In former President Donald Trump’s second impeachment trial, Republicans find themselves in a familiar position: arguing that something Democrats, and a large slice of the public, want is unconstitutional.
Forty-four of the 50 Republicans have voted that they do not have the authority to try a president whose term has concluded under the impeachment process. While 56 senators concluded otherwise, including one additional Republican (Louisiana’s Bill Cassidy) since the last time this question came to a vote, this suggests it is unlikely the Senate has the required two-thirds majority to convict Trump — regardless of what is said during the trial.
This forces both Trump’s widely panned legal defense team and Republican senators who wish to acquit the ex-president to rely on process arguments, while the Democratic House impeachment managers focus on the emotionally fraught events of Jan. 6, when Trump supporters stormed the Capitol in a riot that left five people dead. Trump was charged by the House with inciting an insurrection.
“There is no discernible strategy in the House brief to convict as opposed to enrage,” said George Washington University law professor Jonathan Turley. “They focus more on how Trump’s words were interpreted than how they were intended. The case is emotionally charged but legally insufficient, in my view, to prove an incitement to an insurrection.”
Rep. Jamie Raskin, a Maryland Democrat and the lead impeachment manager, fought back tears as he recalled his daughter being with him at the Capitol. On Wednesday, he traced the violence back to Trump’s speech to supporters protesting an election he told them was stolen.
“He told them to fight like hell, and they brought hell that day,” Raskin said. The congressman called Trump the “inciter in chief.”
Rep. Joe Neguse, a Colorado Democrat, presented a chronology of Trump’s assertions about the presidential election. “Officials warned the president that his rhetoric was dangerous and it was going to result in deadly violence,” he said. “He didn’t stop it. He didn’t condemn the violence. He incited it further.”
Impeachment managers intend to show senators, who directly experienced the violence at the Capitol themselves, that the situation could have been even worse. They presented new security footage showing the building being breached and the potential for things to have spiraled further out of control.
Turley questioned the legal argument. “This was not an impeachment for negligence,” he said. “In that sense, there is likely to be more heat than light on the proof of an intent to incite an insurrection. It will be a trial on the use of reckless rhetoric — an emphasis that may produce difficult moments on both sides.”
Republicans have seen their constitutional arguments pitted against emotional appeals before. One recent example is healthcare, as the party has been trying for years to repeal or mount legal challenges to the Affordable Care Act, popularly known as Obamacare. Democrats have emphasized the plight of people suffering with preexisting medical conditions or young people who will lose access to their parents’ insurance coverage.
The Supreme Court has upheld the constitutionality of Obamacare, including in one closely decided 2012 case where Republican-appointed Chief Justice John Roberts provided the key vote.
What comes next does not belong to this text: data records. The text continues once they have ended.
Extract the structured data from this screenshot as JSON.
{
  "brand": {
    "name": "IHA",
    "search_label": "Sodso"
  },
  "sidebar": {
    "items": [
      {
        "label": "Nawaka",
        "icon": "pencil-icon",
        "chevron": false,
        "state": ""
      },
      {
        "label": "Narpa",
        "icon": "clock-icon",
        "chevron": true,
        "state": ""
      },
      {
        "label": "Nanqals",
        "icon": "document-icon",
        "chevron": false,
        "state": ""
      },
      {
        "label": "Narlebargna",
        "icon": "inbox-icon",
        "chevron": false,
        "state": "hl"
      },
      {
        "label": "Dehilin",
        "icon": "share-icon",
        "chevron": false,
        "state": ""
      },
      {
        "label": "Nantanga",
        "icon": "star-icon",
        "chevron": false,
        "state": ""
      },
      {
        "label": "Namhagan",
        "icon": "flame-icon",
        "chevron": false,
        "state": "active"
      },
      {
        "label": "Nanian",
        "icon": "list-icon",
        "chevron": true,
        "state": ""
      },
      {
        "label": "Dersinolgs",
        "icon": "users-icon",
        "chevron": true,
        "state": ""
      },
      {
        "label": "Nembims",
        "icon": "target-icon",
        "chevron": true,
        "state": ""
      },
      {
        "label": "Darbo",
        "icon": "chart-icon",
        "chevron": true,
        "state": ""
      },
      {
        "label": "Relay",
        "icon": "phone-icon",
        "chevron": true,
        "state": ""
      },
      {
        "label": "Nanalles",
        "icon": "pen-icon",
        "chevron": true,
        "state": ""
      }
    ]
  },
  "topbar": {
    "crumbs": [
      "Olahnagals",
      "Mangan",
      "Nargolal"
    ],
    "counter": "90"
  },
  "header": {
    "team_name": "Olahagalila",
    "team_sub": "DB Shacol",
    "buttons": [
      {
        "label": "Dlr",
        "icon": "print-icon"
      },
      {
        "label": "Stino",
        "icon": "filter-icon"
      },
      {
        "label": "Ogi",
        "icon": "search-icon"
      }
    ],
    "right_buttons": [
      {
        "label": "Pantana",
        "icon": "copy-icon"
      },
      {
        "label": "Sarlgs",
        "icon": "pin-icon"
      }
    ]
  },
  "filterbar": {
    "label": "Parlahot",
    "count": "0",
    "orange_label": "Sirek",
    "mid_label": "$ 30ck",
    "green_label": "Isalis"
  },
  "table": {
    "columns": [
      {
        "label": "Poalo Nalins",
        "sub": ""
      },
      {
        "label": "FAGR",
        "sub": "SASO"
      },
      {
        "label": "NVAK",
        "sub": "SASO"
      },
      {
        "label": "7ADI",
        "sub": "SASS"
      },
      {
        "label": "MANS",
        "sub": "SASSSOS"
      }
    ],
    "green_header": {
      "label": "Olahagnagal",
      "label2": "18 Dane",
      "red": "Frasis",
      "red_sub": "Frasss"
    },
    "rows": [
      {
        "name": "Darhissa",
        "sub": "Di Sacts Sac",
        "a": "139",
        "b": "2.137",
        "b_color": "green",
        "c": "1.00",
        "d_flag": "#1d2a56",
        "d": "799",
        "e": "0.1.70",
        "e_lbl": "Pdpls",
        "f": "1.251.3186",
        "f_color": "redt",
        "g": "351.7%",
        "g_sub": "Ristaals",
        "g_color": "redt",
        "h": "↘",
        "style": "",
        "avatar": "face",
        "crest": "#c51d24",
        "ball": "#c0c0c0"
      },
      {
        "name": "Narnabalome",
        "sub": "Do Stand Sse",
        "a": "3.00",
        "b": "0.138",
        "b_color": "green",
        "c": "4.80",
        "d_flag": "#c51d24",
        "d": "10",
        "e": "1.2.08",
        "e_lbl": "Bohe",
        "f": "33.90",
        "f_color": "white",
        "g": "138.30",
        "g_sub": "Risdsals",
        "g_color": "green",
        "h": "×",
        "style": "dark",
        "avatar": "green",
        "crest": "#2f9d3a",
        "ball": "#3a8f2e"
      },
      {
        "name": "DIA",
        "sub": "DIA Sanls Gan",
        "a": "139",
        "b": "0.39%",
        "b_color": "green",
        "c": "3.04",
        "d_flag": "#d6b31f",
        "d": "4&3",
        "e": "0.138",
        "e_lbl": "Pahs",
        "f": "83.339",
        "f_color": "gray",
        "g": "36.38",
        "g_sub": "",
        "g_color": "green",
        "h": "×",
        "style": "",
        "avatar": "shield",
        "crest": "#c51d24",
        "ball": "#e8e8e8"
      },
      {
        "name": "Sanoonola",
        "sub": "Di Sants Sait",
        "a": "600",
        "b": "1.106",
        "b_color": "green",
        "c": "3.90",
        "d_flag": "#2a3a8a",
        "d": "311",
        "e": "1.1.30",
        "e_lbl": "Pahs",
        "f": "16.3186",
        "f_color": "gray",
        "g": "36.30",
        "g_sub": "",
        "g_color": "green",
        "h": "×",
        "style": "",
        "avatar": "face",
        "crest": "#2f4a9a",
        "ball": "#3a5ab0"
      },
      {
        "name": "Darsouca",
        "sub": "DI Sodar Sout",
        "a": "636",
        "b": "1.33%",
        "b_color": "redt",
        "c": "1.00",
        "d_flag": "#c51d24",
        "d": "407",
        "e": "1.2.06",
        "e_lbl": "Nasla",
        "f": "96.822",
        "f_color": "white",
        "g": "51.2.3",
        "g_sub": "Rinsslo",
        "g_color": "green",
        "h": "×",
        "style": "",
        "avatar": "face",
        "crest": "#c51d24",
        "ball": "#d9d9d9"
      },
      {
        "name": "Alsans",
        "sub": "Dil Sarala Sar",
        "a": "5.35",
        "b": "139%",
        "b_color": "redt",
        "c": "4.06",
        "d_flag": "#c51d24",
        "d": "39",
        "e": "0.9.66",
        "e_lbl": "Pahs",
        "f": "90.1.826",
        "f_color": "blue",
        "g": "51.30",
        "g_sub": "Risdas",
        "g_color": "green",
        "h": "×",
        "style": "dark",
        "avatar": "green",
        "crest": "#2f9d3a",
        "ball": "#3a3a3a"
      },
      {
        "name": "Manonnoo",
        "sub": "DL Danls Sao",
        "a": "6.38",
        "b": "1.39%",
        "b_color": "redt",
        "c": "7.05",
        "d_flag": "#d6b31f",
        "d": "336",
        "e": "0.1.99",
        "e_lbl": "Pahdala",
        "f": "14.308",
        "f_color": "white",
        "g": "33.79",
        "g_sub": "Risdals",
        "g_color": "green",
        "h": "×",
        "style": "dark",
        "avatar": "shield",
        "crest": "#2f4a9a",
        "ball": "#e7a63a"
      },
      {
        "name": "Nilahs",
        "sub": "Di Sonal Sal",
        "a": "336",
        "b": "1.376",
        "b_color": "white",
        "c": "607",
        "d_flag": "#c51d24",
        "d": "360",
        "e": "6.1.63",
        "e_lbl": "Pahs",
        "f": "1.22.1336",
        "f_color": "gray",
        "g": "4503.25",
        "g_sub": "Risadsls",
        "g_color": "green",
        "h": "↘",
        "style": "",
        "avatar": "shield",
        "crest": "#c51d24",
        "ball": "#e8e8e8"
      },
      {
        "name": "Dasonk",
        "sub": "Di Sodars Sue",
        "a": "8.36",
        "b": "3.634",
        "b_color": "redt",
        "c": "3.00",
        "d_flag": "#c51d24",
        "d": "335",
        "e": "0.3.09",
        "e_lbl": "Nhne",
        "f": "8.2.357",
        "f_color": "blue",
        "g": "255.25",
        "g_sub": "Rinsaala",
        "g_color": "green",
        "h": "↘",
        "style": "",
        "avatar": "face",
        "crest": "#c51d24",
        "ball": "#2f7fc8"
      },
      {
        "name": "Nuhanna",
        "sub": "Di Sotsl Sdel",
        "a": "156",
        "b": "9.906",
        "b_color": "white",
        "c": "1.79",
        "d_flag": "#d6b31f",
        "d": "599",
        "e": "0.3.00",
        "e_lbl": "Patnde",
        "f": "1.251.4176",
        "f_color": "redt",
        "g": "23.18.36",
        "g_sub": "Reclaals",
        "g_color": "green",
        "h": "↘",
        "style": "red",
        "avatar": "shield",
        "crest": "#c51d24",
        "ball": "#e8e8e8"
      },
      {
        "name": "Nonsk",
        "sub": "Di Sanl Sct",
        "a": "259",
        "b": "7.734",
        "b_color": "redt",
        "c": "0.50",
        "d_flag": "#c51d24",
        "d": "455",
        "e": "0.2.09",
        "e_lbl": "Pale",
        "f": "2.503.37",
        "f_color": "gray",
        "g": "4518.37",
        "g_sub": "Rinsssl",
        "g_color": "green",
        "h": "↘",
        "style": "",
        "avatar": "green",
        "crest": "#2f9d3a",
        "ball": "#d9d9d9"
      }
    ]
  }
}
This prompted one Democratic National Committee official, Patrick Gaspard, to tweet at the time, “It’s constitutional. Bitches.” There are legal scholars, including some conservatives, who believe Trump’s current Senate trial also passes constitutional muster.
Public opinion matters in the long run on both issues. But of immediate concern to Trump’s defense team is the Republican senators who voted in accordance with their view that the trial is unconstitutional. Cassidy, of Louisiana, defected from their ranks on Tuesday. Seventeen Republicans would have to vote with all 50 Democrats to convict Trump.
Only one Republican, Sen. Mitt Romney of Utah, voted to convict Trump on a single charge in his previous trial last year.
The Republican National Committee has tried to turn the emotional tide, circulating a memo Wednesday about the “people the Democrats forgot.” This missive mentions “a small business owner devastated by California’s lockdowns,” a father of six who wants his children’s schools to reopen, a union worker who lost his job when the Biden administration canceled the Keystone XL pipeline, and a Border Patrol agent concerned about the new president’s immigration executive orders.
“Every day Democrats spend on their post-presidency impeachment is another day Americans go without the help they desperately need,” said RNC rapid response director Tommy Pigott. “Americans are facing real crises, many directly fueled by Democrat policies.”
Senate Majority Leader Chuck Schumer, a New York Democrat, vowed Tuesday that impeachment would not “throw a wrench into President Biden’s early agenda” and “Senate Democrats will not dither, dilute, or delay” on COVID-19 relief.
The White House has mostly avoided commenting on the proceedings. “Joe Biden is the president; he’s not a pundit,” press secretary Jen Psaki told reporters at Wednesday’s briefing. “He’s not going to opine on the back-and-forth arguments, nor is he watching them, that are taking place in the Senate.”
A Reuters/Ipsos poll found that 47% favored Trump’s conviction and 40% were opposed. A Quinnipiac University poll taken before the trial showed 50% backing conviction and 45% against it.